Als ich im Alter von 23 Jahren erstmals in den Grossen Rat des Kantons Aargau gewählt wurde, begann die Debatte um den allfälligen Bau des Kernkraftwerks
Kaiseraugst bald intensiv zu entflammen. Ich wohne im Osten des Kantons, welcher ausgesprochen atomenergiefreundlich war. Meine Minderheitsmeinung, dass auf diesen Bau zu verzichten ist, war damit recht unpopulär. Mit vielen war eine Diskussion über diese Frage unmöglich. Deshalb wurde es notwendig, die Energiefrage aus einer weiteren Perspektive anzugehen. Unabhängig von politischen Stellungsbezügen wurde es wichtig, dass Energiesparen breit abgestützt wird und erneuerbare Energien intensiv gefördert werden.


Eine Persönlichkeit, die ich sehr schätzte, war der Theologieprofessor Fritz Blanke. Er gehörte für die Evangelische Volkspartei dem Gemeinderat der Stadt Zürich und dem Zürcher Kantonsrat an. Dort reichte er eine Motion betreffend der Problematik des Atommülls und eine betreffend der Problematik des Bleibenzins ein. Er erkannte schon vor mehr als 50 Jahren die Gefahren, die mit der Nutzung der Atomenergie verbunden sind. Dass er damals damit rechnen musste, als nicht realitätsbezogener Idealist zu gelten, war für ihn kein Problem.


Meine Haltung gegenüber der Kernenergie hat mit meinem christlichen Glauben zu tun. Gott ist nach meiner Überzeugung Schöpfer der Erde und von allem, was darauf lebt. Die Erde ist seine Leihgabe an uns, die wir bewahren sollen. Somit gehört für mich der Einsatz für die Umwelt zu meinen Kernthemen. In der Umweltpolitik ist es möglich, aus unterschiedlichen Motiven heraus zu übereinstimmenden Lösungen zu gelangen und diese mehrheitsfähig zu machen.

 

Deshalb freute es mich, dass im Parlament die Motionen, welche einen Atomausstieg wollen, eine Mehrheit erhielten. Dem Bundesrat überwiesene Motionen sind jedoch erst ein Auftrag, der zu erfüllen ist.

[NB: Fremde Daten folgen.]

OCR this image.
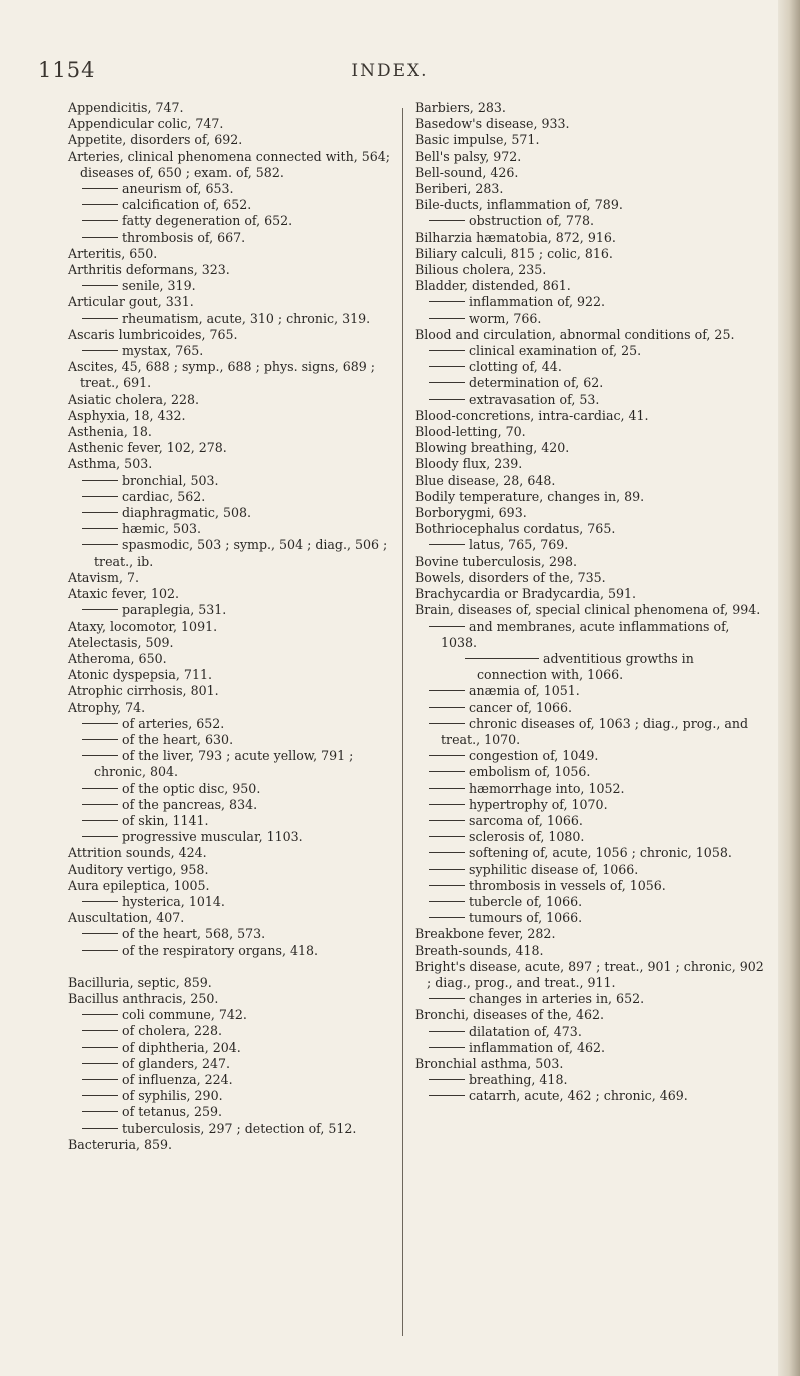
1154	INDEX.
Appendicitis, 747.
Appendicular colic, 747.
Appetite, disorders of, 692.
Arteries, clinical phenomena connected with, 564; diseases of, 650 ; exam. of, 582.
aneurism of, 653.
calcification of, 652.
fatty degeneration of, 652.
thrombosis of, 667.
Arteritis, 650.
Arthritis deformans, 323.
senile, 319.
Articular gout, 331.
rheumatism, acute, 310 ; chronic, 319.
Ascaris lumbricoides, 765.
mystax, 765.
Ascites, 45, 688 ; symp., 688 ; phys. signs, 689 ; treat., 691.
Asiatic cholera, 228.
Asphyxia, 18, 432.
Asthenia, 18.
Asthenic fever, 102, 278.
Asthma, 503.
bronchial, 503.
cardiac, 562.
diaphragmatic, 508.
hæmic, 503.
spasmodic, 503 ; symp., 504 ; diag., 506 ; treat., ib.
Atavism, 7.
Ataxic fever, 102.
paraplegia, 531.
Ataxy, locomotor, 1091.
Atelectasis, 509.
Atheroma, 650.
Atonic dyspepsia, 711.
Atrophic cirrhosis, 801.
Atrophy, 74.
of arteries, 652.
of the heart, 630.
of the liver, 793 ; acute yellow, 791 ; chronic, 804.
of the optic disc, 950.
of the pancreas, 834.
of skin, 1141.
progressive muscular, 1103.
Attrition sounds, 424.
Auditory vertigo, 958.
Aura epileptica, 1005.
hysterica, 1014.
Auscultation, 407.
of the heart, 568, 573.
of the respiratory organs, 418.
Bacilluria, septic, 859.
Bacillus anthracis, 250.
coli commune, 742.
of cholera, 228.
of diphtheria, 204.
of glanders, 247.
of influenza, 224.
of syphilis, 290.
of tetanus, 259.
tuberculosis, 297 ; detection of, 512.
Bacteruria, 859.
Barbiers, 283.
Basedow's disease, 933.
Basic impulse, 571.
Bell's palsy, 972.
Bell-sound, 426.
Beriberi, 283.
Bile-ducts, inflammation of, 789.
obstruction of, 778.
Bilharzia hæmatobia, 872, 916.
Biliary calculi, 815 ; colic, 816.
Bilious cholera, 235.
Bladder, distended, 861.
inflammation of, 922.
worm, 766.
Blood and circulation, abnormal conditions of, 25.
clinical examination of, 25.
clotting of, 44.
determination of, 62.
extravasation of, 53.
Blood-concretions, intra-cardiac, 41.
Blood-letting, 70.
Blowing breathing, 420.
Bloody flux, 239.
Blue disease, 28, 648.
Bodily temperature, changes in, 89.
Borborygmi, 693.
Bothriocephalus cordatus, 765.
latus, 765, 769.
Bovine tuberculosis, 298.
Bowels, disorders of the, 735.
Brachycardia or Bradycardia, 591.
Brain, diseases of, special clinical phenomena of, 994.
and membranes, acute inflammations of, 1038.
adventitious growths in connection with, 1066.
anæmia of, 1051.
cancer of, 1066.
chronic diseases of, 1063 ; diag., prog., and treat., 1070.
congestion of, 1049.
embolism of, 1056.
hæmorrhage into, 1052.
hypertrophy of, 1070.
sarcoma of, 1066.
sclerosis of, 1080.
softening of, acute, 1056 ; chronic, 1058.
syphilitic disease of, 1066.
thrombosis in vessels of, 1056.
tubercle of, 1066.
tumours of, 1066.
Breakbone fever, 282.
Breath-sounds, 418.
Bright's disease, acute, 897 ; treat., 901 ; chronic, 902 ; diag., prog., and treat., 911.
changes in arteries in, 652.
Bronchi, diseases of the, 462.
dilatation of, 473.
inflammation of, 462.
Bronchial asthma, 503.
breathing, 418.
catarrh, acute, 462 ; chronic, 469.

Aus diesem Grunde war es wichtig, dass die Volksinitiative «für den geordneten Ausstieg aus der Atomenergie», deren Initiativkomitee ich angehöre, lanciert wurde und dass sie nun mit genügend Unterschriften zustande kam. Ihre Forderungen, Verzicht auf Kernenergie zur Erzeugung von Strom und Wärme und Priorität bei den Energiesparmassnahmen, der effizienten Nutzung der Energie und der Erzeugung erneuerbarer Energien, sind sehr wesentlich. Dass es auch die Übergangsbestimmung betreffend Zeitpunkt der Ausserbetriebnahme der bestehenden Kernkraftwerke braucht, zeigt die aktuelle Diskussion.